Ancak Rus başkanın iyimserliği kısa mühlet içinde evvel hayal kırıklığına akabinde da öfkeye dönüştü. Putin Batı'nın Rusya'yı aktif bir biçimde yalnızlaştırmaya ve alçaltmaya çalıştığına inanmaya başladı.
Gürcistan Devlet Lideri Mihail Saakaşvili'nin ülkesini NATO üyesi yapmaya kararlı olduğunu açıklaması Putin'i daha da öfkelendirdi. Gürcistan'ın Rusya dayanaklı ayrılıkçı bölge Güney Osetya üzerinde tekrar denetim sağlama tarafında adımlar atması da Putin'e harekete geçmek için gereksinim duyduğu ortamı sağladı.
Rus güçleri Gürcistan ordusunu 5 gün içinde yerle bir etti ve Saakaşvili'yi bir barış mutabakatı imzalamaya zorladı.
Bu durum Batı'yı öfkelendirdi lakin bir yıl içinde ABD Lideri Barack Obama, Rusya'yla bağları "sıfırlama" teklifini getirdi. Üstüne bir de Moskova 2018 Dünya Kupası konut sahipliği ile onurlandırıldı.
Bütün bunlar Putin için yanlışsız hareket ettiğini gösteren işaretlerdi: Zayıf ve tutarsız Batı dünyası başta oflayıp poflasa da kararlı irade karşısında eninde sonunda geri adım atıyordu.
2011-2013 - MOSKOVA PROTESTOLARI
2011 yılında gerçekleşen parlamento seçimlerine hile karıştığı tarafındaki yaygın inanç protestolara neden oldu. Putin'in 2012'de yapılacak başkanlık seçimlerinde yine aday olacağını açıklaması bu protestoları daha da alevlendirdi.

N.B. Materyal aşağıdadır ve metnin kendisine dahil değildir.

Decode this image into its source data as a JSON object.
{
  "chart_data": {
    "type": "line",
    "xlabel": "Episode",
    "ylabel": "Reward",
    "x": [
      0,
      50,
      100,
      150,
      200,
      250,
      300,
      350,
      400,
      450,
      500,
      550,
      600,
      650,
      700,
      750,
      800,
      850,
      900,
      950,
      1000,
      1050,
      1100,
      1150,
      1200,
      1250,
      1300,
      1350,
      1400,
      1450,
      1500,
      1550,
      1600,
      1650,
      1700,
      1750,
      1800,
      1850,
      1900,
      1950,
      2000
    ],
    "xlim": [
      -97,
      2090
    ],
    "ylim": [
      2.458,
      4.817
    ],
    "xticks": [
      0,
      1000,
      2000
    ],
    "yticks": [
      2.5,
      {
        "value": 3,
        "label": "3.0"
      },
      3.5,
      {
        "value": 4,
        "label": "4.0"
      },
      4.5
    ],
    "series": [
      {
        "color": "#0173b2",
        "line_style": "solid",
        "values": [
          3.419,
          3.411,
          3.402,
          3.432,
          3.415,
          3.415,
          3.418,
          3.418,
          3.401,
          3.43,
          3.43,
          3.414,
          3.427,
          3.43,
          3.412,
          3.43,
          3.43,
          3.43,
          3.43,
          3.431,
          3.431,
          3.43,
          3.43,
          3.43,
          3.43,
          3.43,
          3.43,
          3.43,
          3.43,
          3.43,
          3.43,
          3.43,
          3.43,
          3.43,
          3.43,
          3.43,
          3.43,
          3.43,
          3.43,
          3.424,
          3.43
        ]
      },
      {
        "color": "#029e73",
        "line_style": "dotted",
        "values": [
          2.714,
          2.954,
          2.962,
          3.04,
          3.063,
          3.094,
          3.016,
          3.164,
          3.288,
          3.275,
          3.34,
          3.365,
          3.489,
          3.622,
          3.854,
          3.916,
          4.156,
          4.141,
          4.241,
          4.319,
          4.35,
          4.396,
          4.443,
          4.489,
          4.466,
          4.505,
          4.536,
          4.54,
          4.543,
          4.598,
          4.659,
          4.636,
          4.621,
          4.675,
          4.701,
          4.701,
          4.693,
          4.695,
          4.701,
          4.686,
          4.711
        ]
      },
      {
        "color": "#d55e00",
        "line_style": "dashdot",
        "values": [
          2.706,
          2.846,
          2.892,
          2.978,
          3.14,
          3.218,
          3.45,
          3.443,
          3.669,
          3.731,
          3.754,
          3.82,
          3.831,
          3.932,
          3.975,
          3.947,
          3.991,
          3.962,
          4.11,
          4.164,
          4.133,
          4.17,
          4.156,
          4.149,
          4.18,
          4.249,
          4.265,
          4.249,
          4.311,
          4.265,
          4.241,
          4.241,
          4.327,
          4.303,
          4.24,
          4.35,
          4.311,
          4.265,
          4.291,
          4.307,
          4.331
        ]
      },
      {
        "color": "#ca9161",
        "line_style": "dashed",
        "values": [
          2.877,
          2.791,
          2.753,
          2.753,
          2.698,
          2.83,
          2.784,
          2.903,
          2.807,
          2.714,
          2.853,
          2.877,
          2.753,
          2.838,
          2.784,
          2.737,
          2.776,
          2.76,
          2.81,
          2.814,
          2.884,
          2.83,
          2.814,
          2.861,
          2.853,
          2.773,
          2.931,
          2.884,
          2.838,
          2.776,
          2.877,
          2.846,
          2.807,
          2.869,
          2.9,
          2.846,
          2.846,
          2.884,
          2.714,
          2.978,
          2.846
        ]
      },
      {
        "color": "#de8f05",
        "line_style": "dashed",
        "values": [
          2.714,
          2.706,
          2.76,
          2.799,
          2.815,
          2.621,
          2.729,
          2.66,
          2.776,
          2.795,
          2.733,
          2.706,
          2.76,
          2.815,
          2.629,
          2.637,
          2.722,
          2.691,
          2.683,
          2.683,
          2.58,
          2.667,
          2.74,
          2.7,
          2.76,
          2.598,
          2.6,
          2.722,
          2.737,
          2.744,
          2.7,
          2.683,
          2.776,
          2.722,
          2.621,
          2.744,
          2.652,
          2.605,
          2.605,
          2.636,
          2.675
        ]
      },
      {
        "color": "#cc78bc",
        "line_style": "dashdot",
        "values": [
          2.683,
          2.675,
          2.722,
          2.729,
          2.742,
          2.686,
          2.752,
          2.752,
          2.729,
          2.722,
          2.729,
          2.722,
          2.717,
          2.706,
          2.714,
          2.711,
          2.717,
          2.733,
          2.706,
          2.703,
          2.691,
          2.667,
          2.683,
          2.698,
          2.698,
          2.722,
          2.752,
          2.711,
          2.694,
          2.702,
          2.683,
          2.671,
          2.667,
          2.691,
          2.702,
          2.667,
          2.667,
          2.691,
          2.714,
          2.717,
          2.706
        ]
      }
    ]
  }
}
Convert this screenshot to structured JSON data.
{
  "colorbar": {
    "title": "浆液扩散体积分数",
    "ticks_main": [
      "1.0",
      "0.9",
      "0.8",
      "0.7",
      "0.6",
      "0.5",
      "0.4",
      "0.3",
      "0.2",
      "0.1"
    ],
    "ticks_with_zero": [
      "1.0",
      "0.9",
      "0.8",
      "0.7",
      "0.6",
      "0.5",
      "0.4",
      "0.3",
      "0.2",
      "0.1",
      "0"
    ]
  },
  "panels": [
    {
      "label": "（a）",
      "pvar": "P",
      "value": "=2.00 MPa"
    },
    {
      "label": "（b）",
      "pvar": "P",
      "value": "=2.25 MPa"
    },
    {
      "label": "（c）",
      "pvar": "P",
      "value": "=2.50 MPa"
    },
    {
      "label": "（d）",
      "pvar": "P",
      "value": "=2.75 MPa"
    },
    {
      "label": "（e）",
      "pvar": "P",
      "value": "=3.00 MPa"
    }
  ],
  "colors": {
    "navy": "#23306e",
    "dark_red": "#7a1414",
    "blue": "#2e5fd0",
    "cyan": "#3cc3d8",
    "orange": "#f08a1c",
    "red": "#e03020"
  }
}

Adını göstericilerin toplandığı meydandan alan Bolotnaya Protestoları, halkın Putin'e yönelik muhalefetinin bugüne kadarki en büyük yansıması oldu.
Putin şovların Washington tarafından başlatıldığını ve yönetim edildiğine inanıyor ve direkt ABD Dışişleri Bakanı Hillary Clinton'ı suçluyordu.
Bu protestolar Putin'i Batı'nın kendisinin sonunu getirmek istediğine yönelik inancını daha da kuvvetlendirdi. Artık savaş başlamıştı.
Pandeminin en başında 24 Mart 2020'de çekilen bu kare Moskova'daki bir hastane ziyaretinden
2020-2021 - KORONAVİRÜS KAPANMALARI
Covid-19'un bütün dünyayı kasıp kavurduğu günlerde, Putin kuralları çok keskin bir karantinaya girdi. Kendisiyle görüşecek herkesin, müdafaaların kontrolü altında 15 gün evvelce izolasyona girmesini talep ediyordu. Bu şahıslar toplantı öncesi de mikropları öldüren ultraviyole ışınlar altından geçiyor ve üstlerine dezenfektan sıkılıyordu.
Bu sıkı kurallar, Putin'in yüz yüze görüştüğü müttefiklerinin ve danışmanlarının sayısını uygunca azalttı. Geriye yalnızca her şeye evet diyen ve en az Putin kadar sert görüşlere sahip olan birkaç kişi kaldı.
Alternatif görüşlere maruziyeti gitgide azalan, ülkesinin geri kalanıyla bağı gitgide zayıflayan Putin bütün varsayımlarının yanlışsız, bütün ön yargılarının makul olduğunu düşünmeye başladı. Ukrayna işgalinin tohumları da bu türlü atıldı.
İş insanı Yuri Kovalçuk'un Putin'in pandemi sırasında görüştüğü az sayıdaki şahıstan biri olduğu biliniyor.
BBC News'de Mark Galeotti imzasıyla yayımlanan "Vladimir Putin at 70: Seven pivotal moments that made him" başlıklı haberden derlenmiştir.